Bible Commentaries
James Nisbet's Church Pulpit Commentary
Jeremiah 18
THE POTTER AND THE CLAY
‘As the clay is in the potter’s hand.’
Jeremiah 18:6
I. Disheartened with his fruitless attempts to bring his people to repentance, Jeremiah was bidden to watch the potter at his work in the valley of Hinnom.—A piece of clay placed on the wheel yielded to his touch, and reached very nearly its completion, when, through some fault in the clay, its entire structure suddenly collapsed. The wheel and the ground beneath were littered by broken pieces. Not despairing, however, the potter took the broken remnants, and made them again! It is thus that God deals with men. They may have grieved His Holy Spirit and spoiled His ideal, but so long as they will be plastic to His hand He will re-make them.
II. God wants to make the very best He can of each of his children.—He puts us on His wheel, and subjects us to the discipline which He deems most likely to secure our greatest blessedness and usefulness. But, alas! how often He finds a marred vessel left on His hands when He desired and sought perfect beauty and strength! This is through no failure on His part, but because some bubble of vanity or grit of self-will has hindered Him.
When, however, this is the case He does not cast us utterly away, but puts us afresh upon the wheel, and ‘makes us again.’ If He cannot do what He desired at the first, He will still make the best of us, and the weakness of God is stronger than men. Let God take a life which has proved a failure; He can make of what remains of it more than men could make with all earthly advantages on their side, and with nothing to hinder its regular development.
III. When Jeremiah approached the men of Judah with a fresh message they said, ‘There is no hope.’—We must take care not to drive people to renounce hope. But what a terrible mistake it is to leave the flowing water from the rock smitten on Calvary, refreshing as ice-cold water in a sultry land.

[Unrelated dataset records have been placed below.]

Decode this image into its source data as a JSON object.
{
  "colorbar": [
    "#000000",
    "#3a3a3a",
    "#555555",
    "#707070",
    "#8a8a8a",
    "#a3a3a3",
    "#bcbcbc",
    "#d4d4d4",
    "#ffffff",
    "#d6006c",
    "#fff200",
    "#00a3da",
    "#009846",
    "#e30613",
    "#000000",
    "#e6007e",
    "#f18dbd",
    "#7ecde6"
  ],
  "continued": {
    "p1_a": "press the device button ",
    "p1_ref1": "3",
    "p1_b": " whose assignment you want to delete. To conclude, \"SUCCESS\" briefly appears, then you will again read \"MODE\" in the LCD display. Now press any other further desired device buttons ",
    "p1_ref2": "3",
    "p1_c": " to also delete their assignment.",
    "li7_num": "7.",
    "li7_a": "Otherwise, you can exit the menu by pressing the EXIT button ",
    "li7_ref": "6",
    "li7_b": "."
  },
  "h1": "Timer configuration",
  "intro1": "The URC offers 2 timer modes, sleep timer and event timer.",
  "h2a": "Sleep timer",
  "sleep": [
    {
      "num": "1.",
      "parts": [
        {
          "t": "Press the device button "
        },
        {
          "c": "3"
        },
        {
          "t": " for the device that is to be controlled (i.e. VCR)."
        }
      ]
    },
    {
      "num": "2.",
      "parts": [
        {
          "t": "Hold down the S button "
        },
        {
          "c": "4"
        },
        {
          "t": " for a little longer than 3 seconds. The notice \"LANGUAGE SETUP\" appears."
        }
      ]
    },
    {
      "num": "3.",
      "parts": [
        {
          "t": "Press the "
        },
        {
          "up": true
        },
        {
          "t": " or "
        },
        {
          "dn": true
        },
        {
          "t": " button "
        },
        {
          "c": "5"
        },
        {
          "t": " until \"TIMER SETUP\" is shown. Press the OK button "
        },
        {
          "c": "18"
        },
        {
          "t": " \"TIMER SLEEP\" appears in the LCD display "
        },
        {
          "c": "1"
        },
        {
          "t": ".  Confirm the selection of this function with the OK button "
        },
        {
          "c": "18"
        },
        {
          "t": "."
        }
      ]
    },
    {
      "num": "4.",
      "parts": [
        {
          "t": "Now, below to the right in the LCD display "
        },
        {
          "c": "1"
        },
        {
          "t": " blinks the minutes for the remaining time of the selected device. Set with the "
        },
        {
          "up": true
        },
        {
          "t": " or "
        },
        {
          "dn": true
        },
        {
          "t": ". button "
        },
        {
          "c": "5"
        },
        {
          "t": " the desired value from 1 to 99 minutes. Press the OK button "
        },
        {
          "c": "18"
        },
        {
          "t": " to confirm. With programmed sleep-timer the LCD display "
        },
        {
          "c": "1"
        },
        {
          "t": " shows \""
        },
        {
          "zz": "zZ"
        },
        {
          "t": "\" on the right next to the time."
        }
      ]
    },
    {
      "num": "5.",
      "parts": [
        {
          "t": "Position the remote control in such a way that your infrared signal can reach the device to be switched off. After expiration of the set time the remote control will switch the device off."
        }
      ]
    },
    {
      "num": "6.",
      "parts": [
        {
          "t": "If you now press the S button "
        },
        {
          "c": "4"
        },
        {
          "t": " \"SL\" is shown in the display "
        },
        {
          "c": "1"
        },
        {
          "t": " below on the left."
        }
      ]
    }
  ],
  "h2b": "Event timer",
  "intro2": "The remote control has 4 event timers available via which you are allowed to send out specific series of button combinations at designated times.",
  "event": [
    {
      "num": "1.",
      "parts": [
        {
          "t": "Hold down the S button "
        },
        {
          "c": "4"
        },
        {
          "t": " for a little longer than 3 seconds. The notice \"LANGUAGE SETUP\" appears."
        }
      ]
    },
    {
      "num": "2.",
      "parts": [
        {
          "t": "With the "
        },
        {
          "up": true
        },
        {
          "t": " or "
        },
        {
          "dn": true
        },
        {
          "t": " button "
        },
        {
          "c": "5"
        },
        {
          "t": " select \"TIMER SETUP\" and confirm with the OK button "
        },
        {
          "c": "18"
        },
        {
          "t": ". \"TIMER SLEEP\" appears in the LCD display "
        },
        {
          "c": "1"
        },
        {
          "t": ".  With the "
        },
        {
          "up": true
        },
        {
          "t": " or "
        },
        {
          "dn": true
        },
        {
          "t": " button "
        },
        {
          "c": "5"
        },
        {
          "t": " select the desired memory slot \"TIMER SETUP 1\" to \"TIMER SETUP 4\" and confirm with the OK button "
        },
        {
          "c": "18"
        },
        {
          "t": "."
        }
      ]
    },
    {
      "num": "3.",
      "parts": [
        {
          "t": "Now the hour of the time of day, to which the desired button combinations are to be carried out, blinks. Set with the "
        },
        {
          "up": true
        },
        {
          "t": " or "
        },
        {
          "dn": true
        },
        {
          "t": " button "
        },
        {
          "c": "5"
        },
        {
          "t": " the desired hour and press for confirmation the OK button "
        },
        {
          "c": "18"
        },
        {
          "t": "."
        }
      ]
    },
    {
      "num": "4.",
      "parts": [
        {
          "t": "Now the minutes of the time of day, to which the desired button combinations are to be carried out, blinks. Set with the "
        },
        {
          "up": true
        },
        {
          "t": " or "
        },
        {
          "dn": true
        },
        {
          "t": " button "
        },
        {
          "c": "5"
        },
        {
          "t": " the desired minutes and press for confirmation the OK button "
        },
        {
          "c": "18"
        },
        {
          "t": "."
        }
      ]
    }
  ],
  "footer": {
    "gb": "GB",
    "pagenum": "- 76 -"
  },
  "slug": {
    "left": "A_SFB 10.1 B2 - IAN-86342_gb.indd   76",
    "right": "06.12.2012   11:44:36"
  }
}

IV. The people turned against their best friend; because he warned them, they hated him; when he spoke good for them, they returned evil.—He had not fully learned that law which our Master Christ laid down, that we were to forgive until seventy times seven. His expression savours of a vindictiveness which grates upon the ears attuned to the voice and spirit of Jesus; but we must never forget that he stood as the representative of God, amidst a godless nation, and was eager that God should vindicate Himself in His judgments upon His persecutors.
Illustration
‘If there is any force or worth in the analogy at all, it must mean that there is a form according to which God is seeking to mould men and nations. It must imply that He is patiently, continually, working for the accomplishment of this purpose. Here, then, was the mystery of a people’s repentance. If they acknowledged the Will which was working upon them, if at any time they yielded to it and desired to be formed by it, this was that conversion and inward change which He was seeking to produce.’